Un modèle enregistré n’est pas nécessairement un modèle protégé

Lorsqu’un modèle (l’apparence d’un produit en trois dimensions) est déposé auprès d’un office de propriété industrielle (INPI en France, EUIPO au niveau de l’UE,…), ce dernier ne procède qu’à une vérification sommaire de la régularité du dépôt avant son enregistrement.

Les critères de fond de validité du modèle ne sont pas examinés par l’office.

Ainsi, ni la nouveauté ni le caractère propre/individuel du modèle ne sont étudiés, bien que la validité du titre de propriété intellectuelle délivré et du monopole d’exploitation qui en résulte dépende de ces conditions.

Seule une recherche d’antériorités adéquate permettra au déposant de s’assurer, autant que faire se peut, de la disponibilité du modèle dont le dépôt est envisagé. Or, la plupart des déposants ne procède pas à une telle vérification de disponibilité.

La validité du modèle enregistré sera ainsi présumée, mais cette présomption pourra bien entendu être renversée.

C’est la raison pour laquelle un modèle apparaissant comme enregistré (par exemple lorsque son titulaire communique sur cette protection à des fins commerciales) ne sera pas nécessairement un modèle bénéficiant d’une protection effective.

Ainsi, dans de nombreux cas, la validité du modèle enregistré pourra être remise en cause.

Par exemple, lorsqu’une entreprise se verra reprocher la commercialisation d’un produit dont l’apparence a fait l’objet d’un dépôt, celle-ci pourra opposer au demandeur l’existence d’antériorités de nature à invalider son titre (en « détruisant » sa nouveauté).

Cela sera notamment le cas lorsque le modèle invoqué a été divulgué avant la date de son dépôt.

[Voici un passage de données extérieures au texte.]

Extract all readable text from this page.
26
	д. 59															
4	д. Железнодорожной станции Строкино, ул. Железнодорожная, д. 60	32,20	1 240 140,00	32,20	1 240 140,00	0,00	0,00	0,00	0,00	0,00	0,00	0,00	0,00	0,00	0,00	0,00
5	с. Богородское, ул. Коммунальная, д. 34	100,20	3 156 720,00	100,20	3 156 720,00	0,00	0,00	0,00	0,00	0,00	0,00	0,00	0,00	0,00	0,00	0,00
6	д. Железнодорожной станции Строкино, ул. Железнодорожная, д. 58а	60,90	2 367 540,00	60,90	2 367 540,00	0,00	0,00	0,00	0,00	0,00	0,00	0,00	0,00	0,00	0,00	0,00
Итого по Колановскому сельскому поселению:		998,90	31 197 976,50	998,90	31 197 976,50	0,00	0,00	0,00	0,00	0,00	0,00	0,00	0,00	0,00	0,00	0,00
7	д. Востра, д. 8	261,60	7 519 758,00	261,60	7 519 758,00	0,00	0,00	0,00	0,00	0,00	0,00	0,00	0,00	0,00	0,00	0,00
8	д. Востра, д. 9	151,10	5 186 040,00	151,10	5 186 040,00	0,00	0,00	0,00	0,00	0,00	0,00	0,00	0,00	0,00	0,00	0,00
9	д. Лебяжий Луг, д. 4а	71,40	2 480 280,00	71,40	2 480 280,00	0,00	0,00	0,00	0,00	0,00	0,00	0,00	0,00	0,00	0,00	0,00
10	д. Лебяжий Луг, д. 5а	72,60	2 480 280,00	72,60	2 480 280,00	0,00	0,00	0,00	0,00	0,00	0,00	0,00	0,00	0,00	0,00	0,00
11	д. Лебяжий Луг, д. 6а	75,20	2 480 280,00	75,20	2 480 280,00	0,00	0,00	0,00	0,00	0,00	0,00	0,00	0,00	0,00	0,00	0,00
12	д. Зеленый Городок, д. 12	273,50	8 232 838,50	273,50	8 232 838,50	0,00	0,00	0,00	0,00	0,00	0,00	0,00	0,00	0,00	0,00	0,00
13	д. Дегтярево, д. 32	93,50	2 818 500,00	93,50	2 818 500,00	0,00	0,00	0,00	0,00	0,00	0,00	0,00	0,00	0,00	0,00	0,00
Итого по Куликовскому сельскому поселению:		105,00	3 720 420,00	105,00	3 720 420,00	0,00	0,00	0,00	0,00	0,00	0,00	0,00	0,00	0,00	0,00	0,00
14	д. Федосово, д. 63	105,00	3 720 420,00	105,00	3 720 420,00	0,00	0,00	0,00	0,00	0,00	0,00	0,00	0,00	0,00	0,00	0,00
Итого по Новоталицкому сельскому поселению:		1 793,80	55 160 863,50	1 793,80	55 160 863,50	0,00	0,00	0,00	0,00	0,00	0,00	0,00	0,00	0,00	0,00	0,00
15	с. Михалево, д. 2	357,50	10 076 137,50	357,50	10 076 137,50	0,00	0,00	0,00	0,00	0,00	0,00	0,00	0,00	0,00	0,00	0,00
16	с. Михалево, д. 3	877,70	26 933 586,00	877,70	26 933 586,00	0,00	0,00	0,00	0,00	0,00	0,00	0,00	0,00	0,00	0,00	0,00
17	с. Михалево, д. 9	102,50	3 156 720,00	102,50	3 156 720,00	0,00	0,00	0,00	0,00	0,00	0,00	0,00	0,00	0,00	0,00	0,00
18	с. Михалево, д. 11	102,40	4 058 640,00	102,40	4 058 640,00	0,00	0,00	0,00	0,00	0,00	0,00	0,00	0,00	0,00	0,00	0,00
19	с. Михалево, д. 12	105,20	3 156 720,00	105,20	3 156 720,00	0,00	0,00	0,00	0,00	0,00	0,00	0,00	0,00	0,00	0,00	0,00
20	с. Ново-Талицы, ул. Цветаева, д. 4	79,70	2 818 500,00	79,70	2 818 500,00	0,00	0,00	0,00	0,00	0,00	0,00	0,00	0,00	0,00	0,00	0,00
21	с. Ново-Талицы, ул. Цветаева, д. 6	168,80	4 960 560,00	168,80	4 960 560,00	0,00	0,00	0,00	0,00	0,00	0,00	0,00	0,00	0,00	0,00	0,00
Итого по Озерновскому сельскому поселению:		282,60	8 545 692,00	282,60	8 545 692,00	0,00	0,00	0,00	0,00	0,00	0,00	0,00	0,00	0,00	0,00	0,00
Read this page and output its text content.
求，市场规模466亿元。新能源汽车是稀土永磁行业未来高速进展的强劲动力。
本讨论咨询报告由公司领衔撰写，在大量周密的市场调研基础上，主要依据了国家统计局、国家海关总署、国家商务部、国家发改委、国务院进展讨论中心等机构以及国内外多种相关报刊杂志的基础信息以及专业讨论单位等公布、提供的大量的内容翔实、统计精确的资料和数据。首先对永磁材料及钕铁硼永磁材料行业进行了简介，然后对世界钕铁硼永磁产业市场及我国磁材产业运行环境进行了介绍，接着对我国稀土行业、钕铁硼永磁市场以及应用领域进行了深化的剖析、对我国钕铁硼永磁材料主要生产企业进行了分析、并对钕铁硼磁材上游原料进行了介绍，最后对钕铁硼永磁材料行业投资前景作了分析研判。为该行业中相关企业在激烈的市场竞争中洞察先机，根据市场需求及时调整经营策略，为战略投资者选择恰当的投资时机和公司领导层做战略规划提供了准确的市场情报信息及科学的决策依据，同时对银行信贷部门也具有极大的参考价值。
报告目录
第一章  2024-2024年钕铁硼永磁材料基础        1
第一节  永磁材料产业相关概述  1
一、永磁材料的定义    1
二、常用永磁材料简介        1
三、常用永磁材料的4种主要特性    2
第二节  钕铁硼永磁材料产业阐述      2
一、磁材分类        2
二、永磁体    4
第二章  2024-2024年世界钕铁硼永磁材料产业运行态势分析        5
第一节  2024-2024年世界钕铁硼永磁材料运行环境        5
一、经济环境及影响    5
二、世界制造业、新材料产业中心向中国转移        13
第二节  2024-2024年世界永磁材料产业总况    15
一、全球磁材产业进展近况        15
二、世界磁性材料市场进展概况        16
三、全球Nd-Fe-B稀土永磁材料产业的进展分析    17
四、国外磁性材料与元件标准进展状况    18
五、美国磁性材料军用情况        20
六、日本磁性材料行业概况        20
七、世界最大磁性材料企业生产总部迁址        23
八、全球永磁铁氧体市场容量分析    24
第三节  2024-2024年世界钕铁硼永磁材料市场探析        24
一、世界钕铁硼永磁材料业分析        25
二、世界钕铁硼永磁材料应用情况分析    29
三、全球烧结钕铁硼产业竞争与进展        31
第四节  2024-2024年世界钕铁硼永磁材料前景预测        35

A titre d’exemple, dans une décision récente, le Tribunal de l’Union européenne (Affaire n° T538/20 du 17 novembre 2021) a jugé nul un modèle de serviette en papier déposé en janvier 2007, au motif que celui-ci avait été divulgué pour la première fois dans un livre publié en 1945 aux États-Unis, lequel demeurait en vente sur la plateforme Amazon (ouvrage d’un magicien consacré au pliage de serviettes).

En conséquence, pour le Tribunal, le modèle déposé en 2007 et enregistré depuis 14 ans n’était pas nouveau. La nullité du titre a donc été confirmée par les juges.

Il est donc important pour le créateur ou l’exploitant de faire procéder à une recherche d’antériorités par un professionnel de la propriété intellectuelle avant tout dépôt.

Quant aux entreprises qui craignent de contrefaire un modèle enregistré, ou qui sont mises en demeure de cesser l’exploitation d’un produit dont l’apparence serait protégée, elles doivent garder à l’esprit que la validité du titre qui leur est opposé peut souvent être contestée.